| No, I'm pretty sure I wasn't assuming that, and I'm not sure what gave you that impression from what I wrote. There are a variety of interesting strategies to decide that an end entity certificate you were shown is trustworthy, and you're presumably aware that Mozilla (in Firefox) eventually chose to go with a strategy of * Requiring all root CAs to disclose intermediate CAs as part of their root programme * Bundling this set with Firefox Whereupon Firefox gets to decide whether the end entity certificate it was shown was issued by one of these trustworthy intermediates and short cut to a "Yes" answer regardless of which certificates, if any, the server included in the supplied "chain". In the general case this isn't very applicable, but I note that webpki is named "webpki" and not "General purpose certificate validator" so actually it could go the same route (with the caveat that this needs frequent updates to avoid surprises with very new CAs) Mostly though if you're quite determined not to introduce more complicated logic into webpki (which is understandable) I specifically don't like the gaslighting of saying "unknown issuer" as I said, when the reality is that you don't know why you don't trust the certificate, so say that.
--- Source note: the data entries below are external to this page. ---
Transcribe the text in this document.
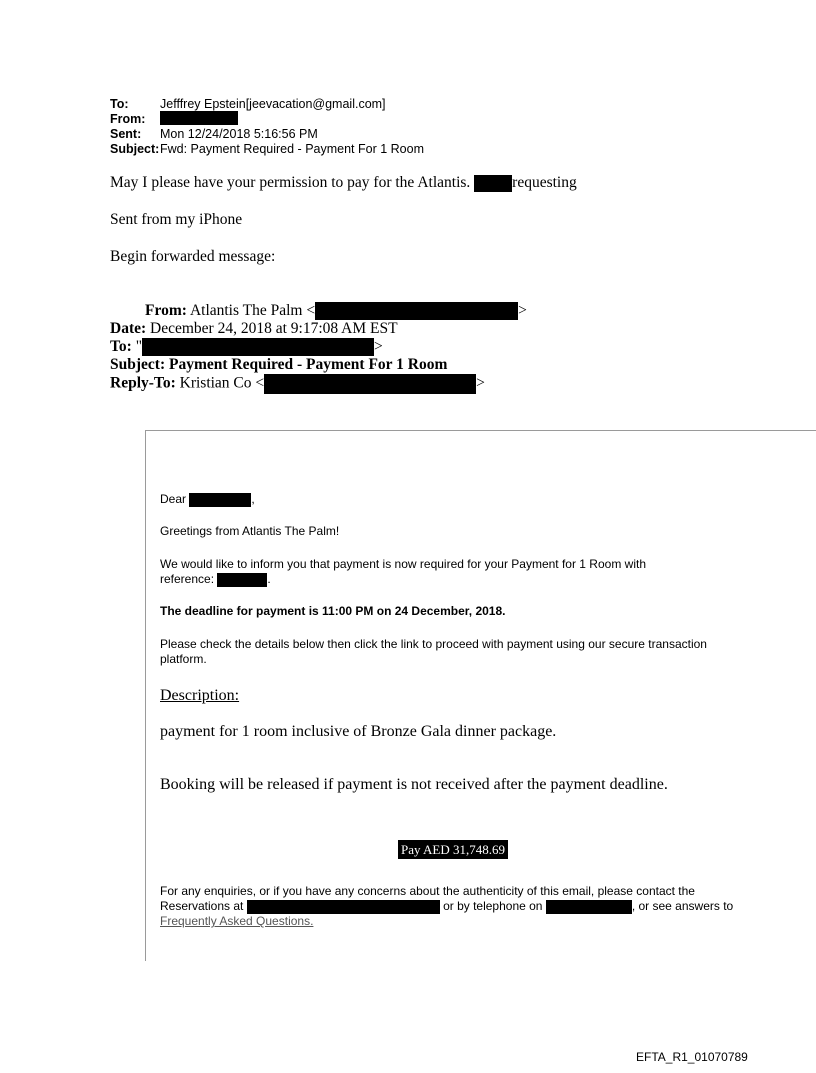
To:	Jefffrey Epstein[jeevacation@gmail.com]
From:
Sent: Mon 12/24/2018 5:16:56 PM
Subject: Fwd: Payment Required - Payment For 1 Room
May I please have your permission to pay for the Atlantis.	requesting
Sent from my iPhone
Begin forwarded message:
From: Atlantis The Palm <	>
Date: December 24, 2018 at 9:17:08 AM EST
To: "	>
Subject: Payment Required - Payment For 1 Room
Reply-To: Kristian Co <	>
Dear	,
Greetings from Atlantis The Palm!
We would like to inform you that payment is now required for your Payment for 1 Room with
reference:	.
The deadline for payment is 11:00 PM on 24 December, 2018.
Please check the details below then click the link to proceed with payment using our secure transaction
platform.
Description:
payment for 1 room inclusive of Bronze Gala dinner package.
Booking will be released if payment is not received after the payment deadline.
Pay AED 31,748.69
For any enquiries, or if you have any concerns about the authenticity of this email, please contact the
Reservations at	or by telephone on	, or see answers to
Frequently Asked Questions.
EFTA_R1_01070789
If std::fs::File::open() gives me Result with an io:Error that claims "File not found" but the underlying OS file open actually failed due to a permission error, you can see why that's a problem right? Even if this hypothetical OS doesn't expose any specific errors, "File not found" is misleading. |
I love that they did that; it was actually my idea (https://bugzilla.mozilla.org/show_bug.cgi?id=657228). I believe the list is pretty large and changes frequently and so they download it dynamically.
> short cut to a "Yes"
Do they really do that? That's awesome if so. Then they don't even need to ship the roots.
> I specifically don't like [...] saying "unknown issuer"
https://github.com/briansmith/webpki/issues/221
> If std::fs::File::open() gives me Result with an io:Error that claims "File not found" but the underlying OS file open actually failed due to a permission error, you can see why that's a problem right? Even if this hypothetical OS doesn't expose any specific errors, "File not found" is misleading.
A more accurate analogy: You ask to open "example.txt" without supplying the path, and there is no "example.txt" in the current working directory. You will get "file not found."
Regardless, I agree we could have a better name than UnknownIssuer for this error.